Для меня снова наступил голод. Даже будучи больным воспалением легких, а вовсе не гриппом, я сильно ощущал этот голод и вновь перед моим мысленным взором замелькали миски с кашей, с картошкой и тому подобные «деликатесы».
Отвлечься от голодных мыслей меня заставил вызов к врачам. В ординаторской, кроме врачей находился молодой офицер из охраны тюрьмы.
— Очевидно, скоро придут из суда ваши документы, — сказала мне Бочковская, — а ехать вам не в чем, вещи ваши украдены. Пойдите сейчас в склад вместе с лейтенантом и выберете себе там что-нибудь из одежды.
Мы вышли. В складе сперва отыскали и выбросили прямо на грязный цементный пол те мои вещи, которые воры посчитали слишком старыми и потому не взяли. Я вновь увидел свое зимнее пальто и зимние ботинки, купленные 20 лет назад. Оказалась не украденной меховая шапка из-за сильной ее потертости, а также свитер, фланелевая рубашка и рваное шерстяное белье, чему я больше всего обрадовался. Украдены были костюм, рюкзак, две пары белья и рубашка.
Кладовщик по распоряжению лейтенанта принес мешок с вещами умерших. Мало того, что все вещи были сальные, грязные и скомканные, но главное — все они были маленьких размеров. Перебрав все, я отложил в сторону 2 пары белья и рубашку, но остального найти не мог. Тогда лейтенант отложил сам пиджак маленького размера, рваные брюки и простой черный мешок вместо рюкзака.
— Придется довольствоваться тем, что есть, — сказал он. — Низ и рукава пиджака я велю выпустить.
Оставив все вещи в складе, мы вернулись в отделение. В отделении лейтенант продиктовал мне расписку такого содержания: «…Я, Ветохин Ю.А. даю настоящую расписку в том, что все свои вещи получил полностью и никаких претензий не имею».
Я подумал о том, что произойдет, если я не подпишу, пожалел свои нервы и спокойствие — и подписал.

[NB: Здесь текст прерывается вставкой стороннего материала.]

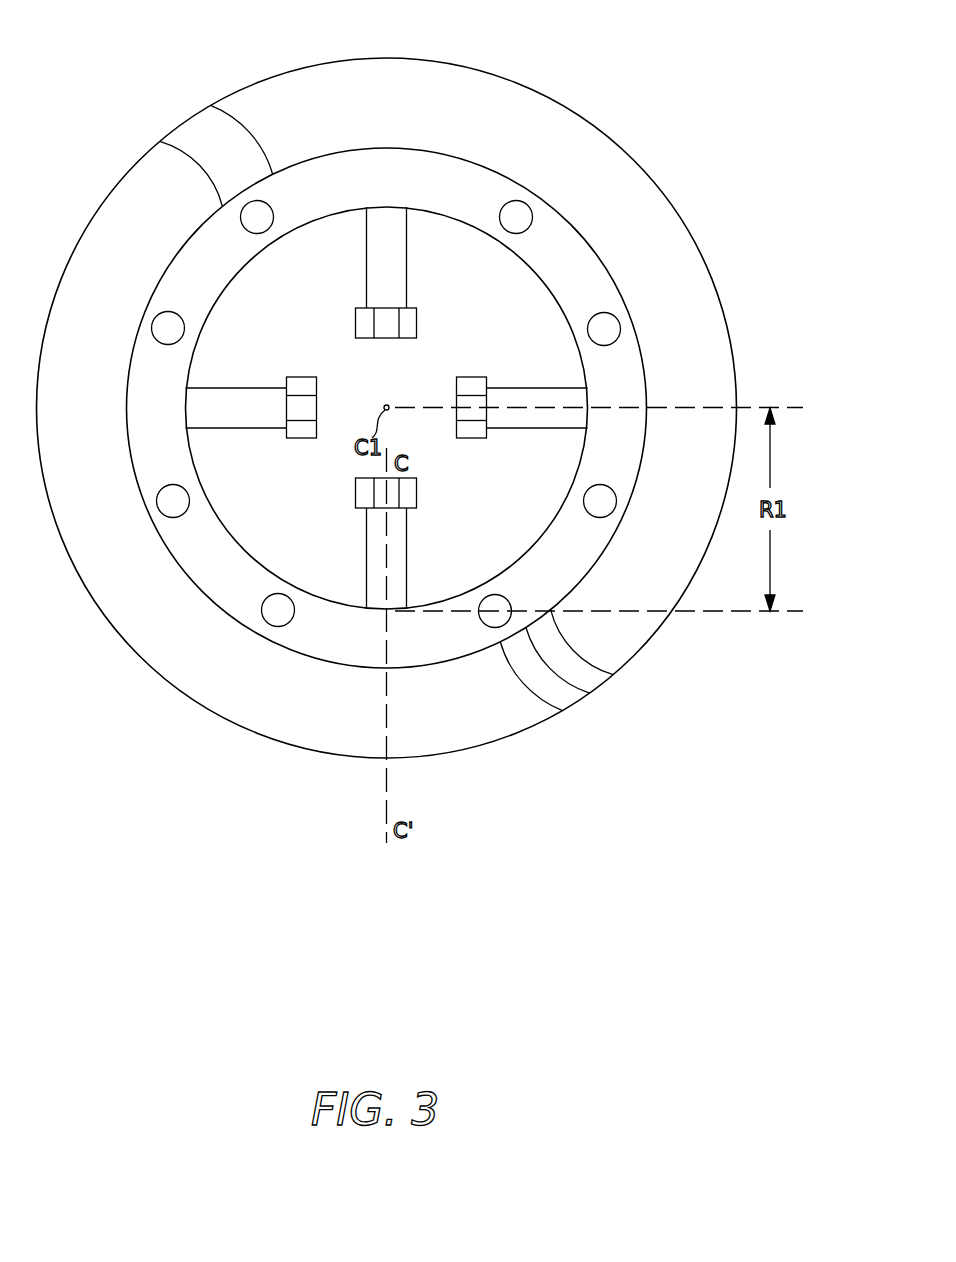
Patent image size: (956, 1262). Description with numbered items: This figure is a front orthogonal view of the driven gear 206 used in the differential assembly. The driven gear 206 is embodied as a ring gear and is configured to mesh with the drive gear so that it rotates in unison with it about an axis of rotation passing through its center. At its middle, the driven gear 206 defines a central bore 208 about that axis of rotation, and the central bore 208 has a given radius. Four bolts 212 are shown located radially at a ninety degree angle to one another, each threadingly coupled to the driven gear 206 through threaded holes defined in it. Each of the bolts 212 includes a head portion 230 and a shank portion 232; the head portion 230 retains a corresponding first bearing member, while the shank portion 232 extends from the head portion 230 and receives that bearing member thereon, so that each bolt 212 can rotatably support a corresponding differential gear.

А кроме того я чувствовал высокую температуру и слабость и стремился скорее вернуться в койку.
Не выдержав мук голода, я решил 18-го марта, когда началась отоварка нашего отделения в тюремном ларьке, также отовариться. До сих пор я берег как зеницу ока семьдесят с небольшим рублей, заработанных плетением сеток. Я знал, что после выхода из тюрьмы мне никто не поможет. Я купил в ларьке масла, сахару, пряников и две банки рыбных консервов.
Когда я вернулся в отделение, держа в руках продукты, сестра сказала:
— Ветохин, на ренген!
Не могла она сказать об этом на полчаса раньше! Я бы не потратил денег на ненужные теперь продукты!